L’Office des change enquête sur des transferts suspects vers l’Afrique
Près de 870 millions de dirhams autorisés pour des investissements marocains en Afrique auraient pris des chemins opaques. Une mission de contrôle de l’Office des Changes tente de retracer le parcours de ces fonds, soupçonnés d’avoir alimenté des circuits financiers parallèles, voire des paradis fiscaux.
L’Office des changes a lancé une opération d’audit approfondie autour de transferts financiers autorisés à des entreprises marocaines pour investir dans plusieurs pays africains, notamment le Sénégal, la Côte d’Ivoire et le Mali, pour un montant global de 870 millions de dirhams. Ces fonds, censés revenir au Maroc sous forme de bénéfices ou de réinvestissements localisés, semblent avoir disparu des radars financiers nationaux, expliquent des sources bien informées de Hespress.
Dans une première phase, les inspecteurs ont passé au crible les dossiers de douze sociétés marocaines, épluchant autorisations, relevés bancaires et documents comptables pour vérifier la conformité des transferts et le rapatriement des profits, exigés par la réglementation des changes. Le constat préliminaire fait état de « signaux forts de suspicion« , laissant penser que certains investisseurs auraient profité des facilités offertes pour encourager l’investissement africain afin de détourner ou dissimuler des capitaux hors du Royaume.
Les entreprises concernées évoluent dans des secteurs variés, de l’agroalimentaire aux travaux publics, en passant par la construction, les technologies et l’ingénierie.
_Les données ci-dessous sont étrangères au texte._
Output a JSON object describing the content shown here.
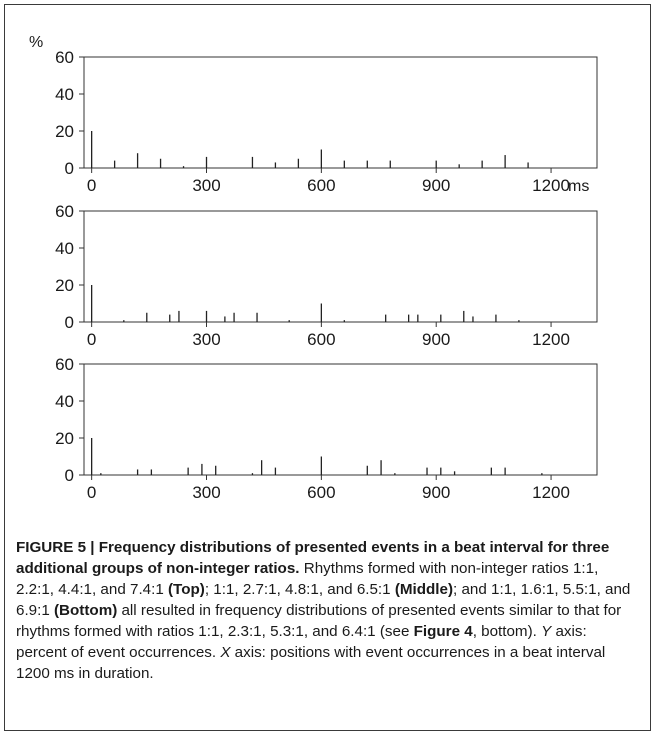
{
  "chart_data": [
    {
      "type": "bar",
      "y_unit": "%",
      "x_unit": "ms",
      "xlim": [
        -20,
        1320
      ],
      "ylim": [
        0,
        60
      ],
      "xticks": [
        "0",
        "300",
        "600",
        "900",
        "1200"
      ],
      "yticks": [
        "0",
        "20",
        "40",
        "60"
      ],
      "x": [
        0,
        60,
        120,
        180,
        240,
        300,
        420,
        480,
        540,
        600,
        660,
        720,
        780,
        900,
        960,
        1020,
        1080,
        1140
      ],
      "values": [
        20,
        4,
        8,
        5,
        1,
        6,
        6,
        3,
        5,
        10,
        4,
        4,
        4,
        4,
        2,
        4,
        7,
        3
      ]
    },
    {
      "type": "bar",
      "xlim": [
        -20,
        1320
      ],
      "ylim": [
        0,
        60
      ],
      "xticks": [
        "0",
        "300",
        "600",
        "900",
        "1200"
      ],
      "yticks": [
        "0",
        "20",
        "40",
        "60"
      ],
      "x": [
        0,
        84,
        144,
        204,
        228,
        300,
        348,
        372,
        432,
        516,
        600,
        660,
        768,
        828,
        852,
        912,
        972,
        996,
        1056,
        1116
      ],
      "values": [
        20,
        1,
        5,
        4,
        6,
        6,
        3,
        5,
        5,
        1,
        10,
        1,
        4,
        4,
        4,
        4,
        6,
        3,
        4,
        1
      ]
    },
    {
      "type": "bar",
      "xlim": [
        -20,
        1320
      ],
      "ylim": [
        0,
        60
      ],
      "xticks": [
        "0",
        "300",
        "600",
        "900",
        "1200"
      ],
      "yticks": [
        "0",
        "20",
        "40",
        "60"
      ],
      "x": [
        0,
        24,
        120,
        156,
        252,
        288,
        324,
        420,
        444,
        480,
        600,
        720,
        756,
        792,
        876,
        912,
        948,
        1044,
        1080,
        1176
      ],
      "values": [
        20,
        1,
        3,
        3,
        4,
        6,
        5,
        1,
        8,
        4,
        10,
        5,
        8,
        1,
        4,
        4,
        2,
        4,
        4,
        1
      ]
    }
  ],
  "caption": {
    "label": "FIGURE 5 | Frequency distributions of presented events in a beat interval for three additional groups of non-integer ratios.",
    "text1": " Rhythms formed with non-integer ratios 1:1, 2.2:1, 4.4:1, and 7.4:1 ",
    "top": "(Top)",
    "text2": "; 1:1, 2.7:1, 4.8:1, and 6.5:1 ",
    "middle": "(Middle)",
    "text3": "; and 1:1, 1.6:1, 5.5:1, and 6.9:1 ",
    "bottom": "(Bottom)",
    "text4": " all resulted in frequency distributions of presented events similar to that for rhythms formed with ratios 1:1, 2.3:1, 5.3:1, and 6.4:1 (see ",
    "figref": "Figure 4",
    "text5": ", bottom). ",
    "yaxis_letter": "Y",
    "text6": " axis: percent of event occurrences. ",
    "xaxis_letter": "X",
    "text7": " axis: positions with event occurrences in a beat interval 1200 ms in duration."
  }
}
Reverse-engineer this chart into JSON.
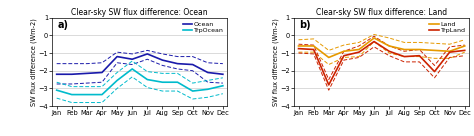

Pour mieux comprendre les mouvements de fonds, l’Office des Changes a sollicité la coopération de plusieurs groupes bancaires marocains implantés en Afrique, afin de reconstituer la trajectoire des flux entre différents pays.
Interrogées, certaines sociétés ont plaidé la non-rentabilité temporaire de leurs projets, expliquant que les bénéfices réalisés ont été réinvestis localement pour élargir leurs activités. D’autres ont présenté des bilans déficitaires. Cependant, une partie des entreprises n’a pas été en mesure de justifier le non-rapatriement des profits dans les délais légaux. C’est ce flou comptable qui a poussé les contrôleurs à étendre leurs investigations vers les destinations finales des fonds.
La suspicion s’est renforcée à la suite d’informations transmises par des organismes de contrôle internationaux, faisant état de transferts opérés depuis l’Afrique vers des juridictions offshore connues pour leur opacité fiscale. Les enquêteurs marocains privilégient désormais la piste d’un détournement organisé via des sociétés écrans.
Cette enquête intervient dans un contexte marqué par un assouplissement du cadre réglementaire. En 2022, l’Office des Changes avait doublé le plafond des montants transférables à l’étranger, passant à 200 millions de dirhams par an, tout en supprimant la contrainte de destination géographique. Une mesure censée dynamiser l’expansion africaine des entreprises marocaines, mais qui, selon certains observateurs, aurait aussi ouvert la porte à des abus.
L’Office des Changes peut désormais compter sur les outils de coopération internationale, notamment grâce à l’accord signé avec l’Organisation de Coopération et de Développement Economiques (OCDE), qui facilite l’échange d’informations financières et la traque des capitaux illicites.